On deck, each standing watch of four people will bring us an average 46 to 51 miles closer to Hawaii. How much closer depends on the wind. But by no means the wind alone. No amount of advance reading or dockside conversation had prepared me for the physical effort and coordinated artistry necessary to gain the most from the breeze.

Seasickness Fells the Storyteller

Preparing for this voyage dockside, I had hoisted our enthusiastic 34-year-old bowman, Mike Burch, a Long Beach steamship agent, up Ragtime's spindly 70-foot mast, using rope and winch. Suddenly a falling piece of rigging bounced off my head. I wavered and saw an explosion of stars.

"Lucky that was titanium and not stainless steel," someone remarked.

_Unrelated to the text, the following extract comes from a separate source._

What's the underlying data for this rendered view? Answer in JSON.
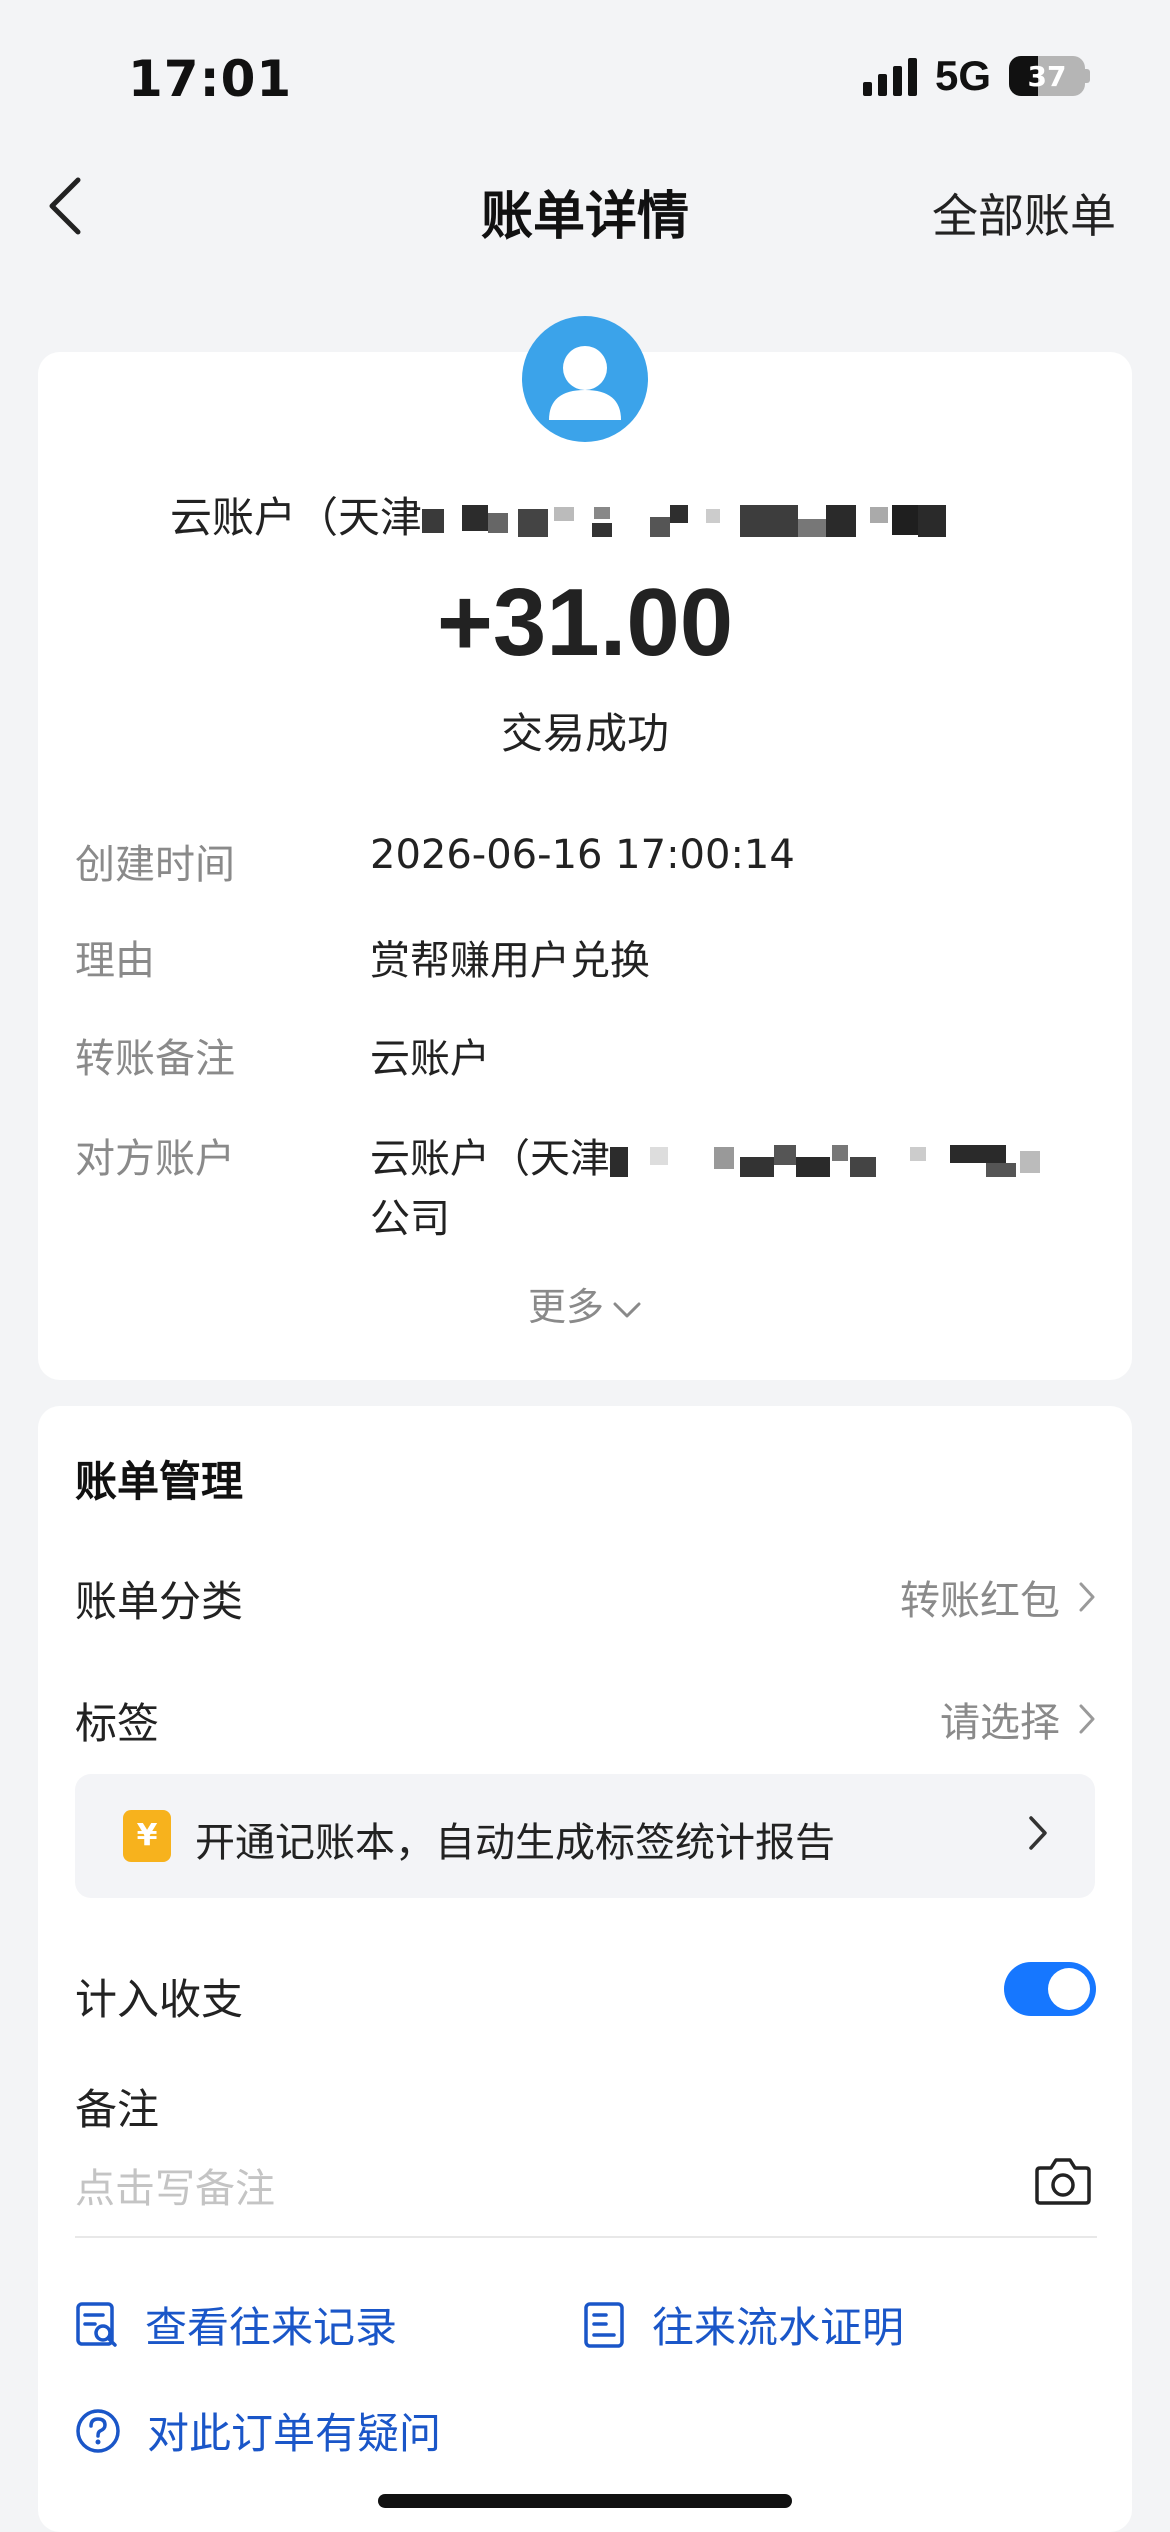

So considering this standard of sympathy, I am not surprised to find myself being deployed as a floor mat 30 hours into the race.

You see, I am seasick.

Ghastly so. Curled up over the bilge, on wet bags of sails, inert, morose and full of self-doubt. I awaken, my stomach greasy and adrift from its moorings. Down here, I see a forest of hairy legs. The off watch is eating dinner. They are sitting on bunks. I am lying at their feet. Grinning mouths leer down. Crumbs or drips or something rain on me. The boat is pitching horribly.

Hey, what about some pity?

"OK," mutters Mike Burch. "We'll bake you a cake just as soon as the sea smooths out a little." Someone else reminds me that no one dies of seasickness.

We exchange profanities. I resume my position as floor mat.

During the six months I worked to earn a spot on the crew, I raced twice in Ragtime. Once to Mexico and once locally. I felt no queasiness and put the matter out of mind. But in the final 10 days before Transpac, it seemed that everyone I met asked how sick I become in the big swells offshore. I began to dwell on the subject.

Two days before the start, I took Meclizine tablets as suggested by a doctor. I stopped drinking alcohol and I ate nothing with grease or fat. Still, I could not shake the dread.

On race day, Saturday, July 5, we have a dockside goodbye party with family and friends. Ragtime's small diesel engine propels us two hours from Long Beach to the starting buoy off Point Fermin.

Long ago, natural disaster fixed this place as our starting line. King Kalakaua of the independent monarchy of Hawaii got yachtsmen thinking in 1886 when he proposed a cross-Pacific sailboat race. In 1905, two boat owners, one from Honolulu and one from Los Angeles, agreed to race the following year. They decided the race should begin from San Francisco.

Hawaiian Clarence MacFarland arrived with his yacht La Paloma in May 1906 to find the city in ruins from the great earthquake and fire. The commodore of what is now the Los Angeles Yacht Club proposed moving the race south. It has been run from Southern California every other year except during world wars, and once during the Depression, the race was put off for a year. Among ocean races, only the Newport, R.I.-to-Bermuda regatta is equally as old, but barely one-third the distance.

Before the starting gun, our last order of business is a crew meeting. John Jourdane, who has sailed 200,000 ocean miles, says this: "Any little scraps between us we left at the dock. We've got to be a family. This is our little world. There will be tension in the days ahead. Work it out."